Air Commodore Keith Park, Air Marshall Dowding’s Senior Air Staff Officer (SASO) was delegated the job of siting the RAF’s radar stations on the Isle of Man. He was later Air Vice-Marshall and AOC at 11 Group, responsible for Battle of Britain from the underground headquarters at RAF Uxbridge.
Discarding scientific advice from Bawdsey to site a Chain Home station on the summit of Snaefell, Park preferred the option of two Chain Home stations, one at the north end of the island and the other to the south.
The sites selected early in 1940 were Bride at the north (SC463031) and Scarlett to the south. Both sites were designated Advance Chain Home (ACH) installations being brought on line with temporary shorter timber masts to support the transmitter arrays, pending the availability of standard ‘west coast’ 325 foot guyed steel masts. Both stations were in use by September 1940.
Subsequently, Bride was found to be surplus to requirements being covered from Scotland and Ireland to the north and by 1942 it had been closed and stripped of equipment. Scarlett did not last much longer.
The Island’s airport at Ronaldsway had been requisitioned by the Air Ministry in 1940, but in the first quarter of 1941 they agreed to the transfer of the grass airfield to the Admiralty for development as a fleet air arm training unit.

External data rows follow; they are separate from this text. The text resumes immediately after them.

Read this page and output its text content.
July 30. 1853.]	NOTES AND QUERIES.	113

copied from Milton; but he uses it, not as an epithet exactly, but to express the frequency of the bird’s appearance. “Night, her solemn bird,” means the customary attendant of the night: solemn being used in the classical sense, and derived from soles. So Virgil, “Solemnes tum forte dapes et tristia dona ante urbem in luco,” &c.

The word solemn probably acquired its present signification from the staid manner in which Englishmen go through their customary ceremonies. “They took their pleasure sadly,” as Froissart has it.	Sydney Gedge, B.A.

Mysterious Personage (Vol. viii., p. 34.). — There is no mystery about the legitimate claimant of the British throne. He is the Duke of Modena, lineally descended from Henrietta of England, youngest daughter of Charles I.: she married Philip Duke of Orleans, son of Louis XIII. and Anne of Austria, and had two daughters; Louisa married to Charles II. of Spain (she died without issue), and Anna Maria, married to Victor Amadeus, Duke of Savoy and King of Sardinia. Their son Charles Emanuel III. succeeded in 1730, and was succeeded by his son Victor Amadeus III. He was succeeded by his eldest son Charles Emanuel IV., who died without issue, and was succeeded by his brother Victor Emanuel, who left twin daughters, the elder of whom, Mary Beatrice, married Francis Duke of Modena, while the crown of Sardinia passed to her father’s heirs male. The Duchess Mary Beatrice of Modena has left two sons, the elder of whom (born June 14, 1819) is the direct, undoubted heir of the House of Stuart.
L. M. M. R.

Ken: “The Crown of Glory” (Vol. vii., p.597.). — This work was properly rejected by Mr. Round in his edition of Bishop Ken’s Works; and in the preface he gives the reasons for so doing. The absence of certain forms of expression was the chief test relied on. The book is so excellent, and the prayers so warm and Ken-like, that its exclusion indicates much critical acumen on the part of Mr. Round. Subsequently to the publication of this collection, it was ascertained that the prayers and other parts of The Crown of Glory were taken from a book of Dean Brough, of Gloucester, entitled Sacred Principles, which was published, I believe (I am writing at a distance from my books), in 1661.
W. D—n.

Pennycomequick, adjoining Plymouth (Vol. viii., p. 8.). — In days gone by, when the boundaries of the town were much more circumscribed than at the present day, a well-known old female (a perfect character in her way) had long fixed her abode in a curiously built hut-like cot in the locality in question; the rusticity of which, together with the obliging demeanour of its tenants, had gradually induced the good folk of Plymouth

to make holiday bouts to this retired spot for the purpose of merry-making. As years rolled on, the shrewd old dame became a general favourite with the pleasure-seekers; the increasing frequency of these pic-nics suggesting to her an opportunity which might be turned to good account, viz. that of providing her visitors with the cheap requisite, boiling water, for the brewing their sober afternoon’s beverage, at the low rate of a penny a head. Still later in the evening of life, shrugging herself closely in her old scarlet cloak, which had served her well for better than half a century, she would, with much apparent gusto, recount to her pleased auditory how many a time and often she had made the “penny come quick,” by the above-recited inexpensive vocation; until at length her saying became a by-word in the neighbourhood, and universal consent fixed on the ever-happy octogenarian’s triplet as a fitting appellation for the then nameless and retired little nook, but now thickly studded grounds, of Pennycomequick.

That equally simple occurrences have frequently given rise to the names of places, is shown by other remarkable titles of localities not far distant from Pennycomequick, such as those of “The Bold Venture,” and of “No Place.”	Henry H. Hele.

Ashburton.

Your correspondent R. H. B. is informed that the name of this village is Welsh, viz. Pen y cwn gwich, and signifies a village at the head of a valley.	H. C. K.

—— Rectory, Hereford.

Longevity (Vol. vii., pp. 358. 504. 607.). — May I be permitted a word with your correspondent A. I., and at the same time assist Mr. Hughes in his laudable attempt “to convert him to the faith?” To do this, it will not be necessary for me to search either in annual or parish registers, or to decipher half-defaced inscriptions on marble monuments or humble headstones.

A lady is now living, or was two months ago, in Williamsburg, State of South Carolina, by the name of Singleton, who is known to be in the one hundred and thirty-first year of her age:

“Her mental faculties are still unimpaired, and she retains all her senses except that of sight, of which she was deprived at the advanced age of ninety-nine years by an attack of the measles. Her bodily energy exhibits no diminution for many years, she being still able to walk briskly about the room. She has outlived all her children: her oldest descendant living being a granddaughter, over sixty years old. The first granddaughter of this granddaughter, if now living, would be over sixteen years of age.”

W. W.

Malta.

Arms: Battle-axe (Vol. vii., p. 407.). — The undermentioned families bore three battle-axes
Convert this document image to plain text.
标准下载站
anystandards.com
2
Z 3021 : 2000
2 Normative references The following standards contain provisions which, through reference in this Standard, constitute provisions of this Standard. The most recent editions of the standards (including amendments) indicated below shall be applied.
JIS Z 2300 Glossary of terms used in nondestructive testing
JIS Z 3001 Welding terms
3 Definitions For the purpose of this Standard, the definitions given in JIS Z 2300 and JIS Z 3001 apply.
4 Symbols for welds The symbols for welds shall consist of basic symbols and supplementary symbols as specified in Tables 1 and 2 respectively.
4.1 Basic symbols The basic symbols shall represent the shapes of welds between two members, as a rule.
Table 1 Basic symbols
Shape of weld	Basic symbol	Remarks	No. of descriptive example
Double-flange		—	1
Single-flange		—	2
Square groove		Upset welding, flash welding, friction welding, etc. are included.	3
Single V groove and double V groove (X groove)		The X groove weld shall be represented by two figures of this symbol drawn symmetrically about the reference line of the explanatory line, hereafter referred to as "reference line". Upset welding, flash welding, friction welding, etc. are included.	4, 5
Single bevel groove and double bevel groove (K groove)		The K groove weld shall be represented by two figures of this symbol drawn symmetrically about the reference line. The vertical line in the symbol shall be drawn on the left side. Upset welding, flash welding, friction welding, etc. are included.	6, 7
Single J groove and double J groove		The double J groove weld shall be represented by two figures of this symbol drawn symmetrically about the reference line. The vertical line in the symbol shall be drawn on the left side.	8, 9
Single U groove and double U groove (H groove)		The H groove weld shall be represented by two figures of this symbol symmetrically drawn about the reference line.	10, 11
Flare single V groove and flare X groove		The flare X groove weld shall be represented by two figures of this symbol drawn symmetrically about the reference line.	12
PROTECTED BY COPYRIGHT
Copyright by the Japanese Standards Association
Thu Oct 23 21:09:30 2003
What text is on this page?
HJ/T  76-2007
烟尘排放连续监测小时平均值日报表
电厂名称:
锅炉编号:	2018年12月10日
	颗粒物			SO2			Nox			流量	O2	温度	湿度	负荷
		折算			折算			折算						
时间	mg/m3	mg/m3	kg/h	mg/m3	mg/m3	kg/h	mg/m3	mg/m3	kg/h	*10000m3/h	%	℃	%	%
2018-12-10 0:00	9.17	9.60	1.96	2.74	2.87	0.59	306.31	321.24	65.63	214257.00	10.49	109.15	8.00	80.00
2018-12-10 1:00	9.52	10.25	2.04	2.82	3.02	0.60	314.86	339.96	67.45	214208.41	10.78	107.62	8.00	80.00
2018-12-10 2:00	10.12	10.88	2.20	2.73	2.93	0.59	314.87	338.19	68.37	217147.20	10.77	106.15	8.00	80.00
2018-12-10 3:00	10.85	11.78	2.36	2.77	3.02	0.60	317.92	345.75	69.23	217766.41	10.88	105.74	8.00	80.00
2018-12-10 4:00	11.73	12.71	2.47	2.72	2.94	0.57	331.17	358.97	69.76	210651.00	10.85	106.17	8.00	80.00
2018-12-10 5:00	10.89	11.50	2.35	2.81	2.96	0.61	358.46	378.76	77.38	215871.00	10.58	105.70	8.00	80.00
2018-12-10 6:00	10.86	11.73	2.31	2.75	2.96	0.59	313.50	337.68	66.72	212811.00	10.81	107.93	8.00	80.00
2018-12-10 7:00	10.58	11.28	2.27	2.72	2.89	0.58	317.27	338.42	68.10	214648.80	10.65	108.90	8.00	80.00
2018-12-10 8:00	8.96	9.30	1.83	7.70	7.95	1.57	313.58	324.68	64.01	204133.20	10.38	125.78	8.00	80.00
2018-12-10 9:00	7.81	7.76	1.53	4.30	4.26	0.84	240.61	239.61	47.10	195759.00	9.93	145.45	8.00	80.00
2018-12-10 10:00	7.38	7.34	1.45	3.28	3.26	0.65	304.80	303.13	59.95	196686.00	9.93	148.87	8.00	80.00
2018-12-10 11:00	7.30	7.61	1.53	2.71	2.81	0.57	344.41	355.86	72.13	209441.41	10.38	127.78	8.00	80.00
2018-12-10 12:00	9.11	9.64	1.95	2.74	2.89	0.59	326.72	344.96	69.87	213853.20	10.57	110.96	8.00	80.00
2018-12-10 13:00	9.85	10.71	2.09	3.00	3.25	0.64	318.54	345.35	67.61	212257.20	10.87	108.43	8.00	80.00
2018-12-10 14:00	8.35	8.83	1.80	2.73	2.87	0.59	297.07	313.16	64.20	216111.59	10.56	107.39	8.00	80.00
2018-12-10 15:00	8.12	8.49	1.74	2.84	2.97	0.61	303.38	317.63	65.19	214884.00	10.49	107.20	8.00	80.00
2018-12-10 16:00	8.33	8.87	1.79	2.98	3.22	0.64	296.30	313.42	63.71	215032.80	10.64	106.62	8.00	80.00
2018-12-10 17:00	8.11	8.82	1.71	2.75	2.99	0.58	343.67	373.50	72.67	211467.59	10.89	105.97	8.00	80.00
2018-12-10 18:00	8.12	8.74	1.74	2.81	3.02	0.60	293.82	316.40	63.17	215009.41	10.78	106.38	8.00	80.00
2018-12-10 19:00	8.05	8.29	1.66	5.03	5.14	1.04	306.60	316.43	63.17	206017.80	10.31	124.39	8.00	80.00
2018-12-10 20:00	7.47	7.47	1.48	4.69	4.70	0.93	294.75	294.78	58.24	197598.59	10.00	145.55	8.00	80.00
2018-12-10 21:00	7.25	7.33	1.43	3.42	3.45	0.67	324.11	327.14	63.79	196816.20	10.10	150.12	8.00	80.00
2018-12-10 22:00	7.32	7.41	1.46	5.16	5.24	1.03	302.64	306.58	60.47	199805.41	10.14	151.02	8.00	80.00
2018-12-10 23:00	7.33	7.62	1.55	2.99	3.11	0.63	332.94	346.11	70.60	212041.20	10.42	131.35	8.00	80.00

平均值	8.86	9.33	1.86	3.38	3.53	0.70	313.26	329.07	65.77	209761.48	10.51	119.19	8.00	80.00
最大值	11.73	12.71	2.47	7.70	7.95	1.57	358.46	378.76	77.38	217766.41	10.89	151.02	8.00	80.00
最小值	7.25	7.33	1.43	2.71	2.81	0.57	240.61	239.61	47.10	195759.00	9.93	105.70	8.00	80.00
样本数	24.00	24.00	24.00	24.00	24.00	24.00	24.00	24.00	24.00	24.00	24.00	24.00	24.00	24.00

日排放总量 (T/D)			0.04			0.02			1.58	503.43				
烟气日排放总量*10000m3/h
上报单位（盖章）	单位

It was renamed HMS Urley. As Scarlett’s 325' aerial masts were well inside the mandatory 6000 yard construction limit, the station was closed shortly after the completion of a new station at Dalby in 1942 with both stations running simultaneously for a time to ensure unbroken cover. With the closure of Scarlett, Dalby remained the only CH station on the island for the remainder of the war.
At Dalby the radar station is now spread over two farms, Creglea and Ballahutchin Mooar. Each farm has two C type operations blocks. The receiver blocks are on Craglea Farm at SC21407799 (close to the farm buildings) and SC21387823, both are now used as cattle sheds. There is an entrance at both ends of the block. Close to the second block are the bases of one of the receiver aerial towers at SC21257820. This consists of four concrete bases with a metal framework supporting a few feet of the timber tower. In the middle of the site is a small brick building. The underground cables came up into this building.
There are several camp buildings close to the farm and a third bunker alongside the road leading to the farm at SC21707806. This bunker is much smaller and was originally divided into three rooms each with a separate entrance on three sides; this originally housed the substation.
The transmitter blocks are on Ballahutchin Farm at SC21757842 & SC21707850, unusually two of the aerial feeder poles are still standing close to one of the blocks. The stand-by set house, a particularly large bunker with one entrance is at SC21697853 close to one of the two original entrances to the technical compound.